Expecting better results with less staff and high ratios

Published

Management at my hospital, like a lot of places, upped nurse ratios throughout the hospital. I'm in ER where there is a huge emphasis on getting admitted pts upstairs. But now the floor nurses have higher ratios. The charge nurses now must take pts. They took away a designated admit nurse. Now, to top it off, the techs can no longer to accuchecks because of some new state regulation.

Yesterday I had a pt who came into the ER at 9:30 AM. She was marked for admit at around 11:30. Then we had to wait for a room. Of course the floors can't get rooms available until they discharge. Waited forever for that, then the room was dirty, then they changed the room assignment, and that one was a terminal clean, then the nurse was busy, after I sent the SBAR yet again because their printer was not printing right. Then the admit doc decided to change the pt to Tele. Then waited for a room, then it was dirty, SBAR sent, report given. Room a terminal. Finally, after 9 PM the pt went upstairs. The pt and family were so patient, I really had to reassure them and keep up a positive rapport though.

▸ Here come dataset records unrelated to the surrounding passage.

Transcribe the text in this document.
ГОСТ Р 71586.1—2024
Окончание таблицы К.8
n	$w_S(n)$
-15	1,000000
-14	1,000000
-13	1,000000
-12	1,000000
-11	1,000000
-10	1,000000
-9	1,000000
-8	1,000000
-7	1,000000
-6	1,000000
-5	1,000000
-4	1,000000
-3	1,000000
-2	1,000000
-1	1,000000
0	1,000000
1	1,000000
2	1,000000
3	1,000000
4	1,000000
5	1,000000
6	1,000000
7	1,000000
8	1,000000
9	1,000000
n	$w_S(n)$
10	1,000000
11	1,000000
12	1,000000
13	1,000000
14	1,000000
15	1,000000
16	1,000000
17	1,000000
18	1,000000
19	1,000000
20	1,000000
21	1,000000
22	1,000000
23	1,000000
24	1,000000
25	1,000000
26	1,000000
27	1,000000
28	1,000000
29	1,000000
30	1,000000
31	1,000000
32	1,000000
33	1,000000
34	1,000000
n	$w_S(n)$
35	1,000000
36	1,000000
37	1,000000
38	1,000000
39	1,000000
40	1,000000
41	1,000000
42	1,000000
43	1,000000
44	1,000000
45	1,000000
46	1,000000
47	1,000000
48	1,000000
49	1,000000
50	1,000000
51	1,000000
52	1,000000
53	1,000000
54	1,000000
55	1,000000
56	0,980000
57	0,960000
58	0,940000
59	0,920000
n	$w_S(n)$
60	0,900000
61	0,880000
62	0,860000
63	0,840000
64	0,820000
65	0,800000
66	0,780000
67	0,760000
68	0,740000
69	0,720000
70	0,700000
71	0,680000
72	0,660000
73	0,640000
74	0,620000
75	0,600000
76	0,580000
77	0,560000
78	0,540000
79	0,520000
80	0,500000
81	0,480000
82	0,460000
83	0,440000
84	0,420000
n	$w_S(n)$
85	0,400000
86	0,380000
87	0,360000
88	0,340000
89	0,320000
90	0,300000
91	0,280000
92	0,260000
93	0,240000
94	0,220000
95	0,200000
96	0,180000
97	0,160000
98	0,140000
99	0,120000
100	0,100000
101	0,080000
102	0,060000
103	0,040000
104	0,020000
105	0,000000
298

90% of our flow problem is because upstairs doesn't have enough help! And some of my crankier ER colleagues will then take a self-righteous attitude toward the floor nurses, severely resenting them for being on lunch when they want to give report. Yet, there is no designated charge nurse who can take report. Yeah, lets turn on one another instead of naming the true cause.

Thank you for reading.

This is exactly why the curent glut of nurses was created. To give nurse employers the abiliety to increase ratios and cut nurses pay and benifits without fear of haveing an unstaffed unit. A few years ago when most hospitals had a variety of open positions all the time managment didn't dare do such things our their nurses would vote with their feet and the hospital would be left high and dry.

The current glut of new nurses was created specifically by private institutions of higher education. These vultures realized they could make millions in loan money by peddling associate degrees to prospective students by continuing to hype the nursing shortage that doesn't exist. People can't complain about facilities not hiring new grads and in the same breath claim that these same institutions wanted all of these new grads in the first place. I understand and respect your frustrations about staffing levels in certain hospitals and facilities, but you need to be honest about your arguments.

Specializes in burn ICU, SICU, ER, Trauma Rapid Response.
The current glut of new nurses was created specifically by private institutions of higher education. These vultures realized they could make millions in loan money by peddling associate degrees to prospective students by continuing to hype the nursing shortage that doesn't exist.

Of course the "nursing shortage doesn't and didn't exist. However the private schools you mention are only part of the problem.

Public school jumped on the band wagon and started graduating many times more grads than they did before or than were needed. In my sate lots of schools went from on graduating class a year to two. Lots of Accelerated BSN and direct entry masters programs were created. The DE MSN programs in particular are cash cows for universities. They get to sell the same product that the community colleges are selling for around $7K and charge graduate tuition for it and they are eligible for financial aid.

What's even worse about the public schools is that they did it with OUR money, tax payer money extorted from congress and state legislatures with false propaganda and the backing of nurse employers like hospitals.

People can't complain about facilities not hiring new grads and in the same breath claim that these same institutions wanted all of these new grads in the first place. I understand and respect your frustrations about staffing levels in certain hospitals and facilities, but you need to be honest about your arguments.

If you think that health systems and other employers of nurses were not strongly behind the creation of the glut of nurses you are mistaken. I have seen where CEO's of huge health systems spoke before the state legislature demanding that the state expand nursing programs to fix the supposed "nursing shortage".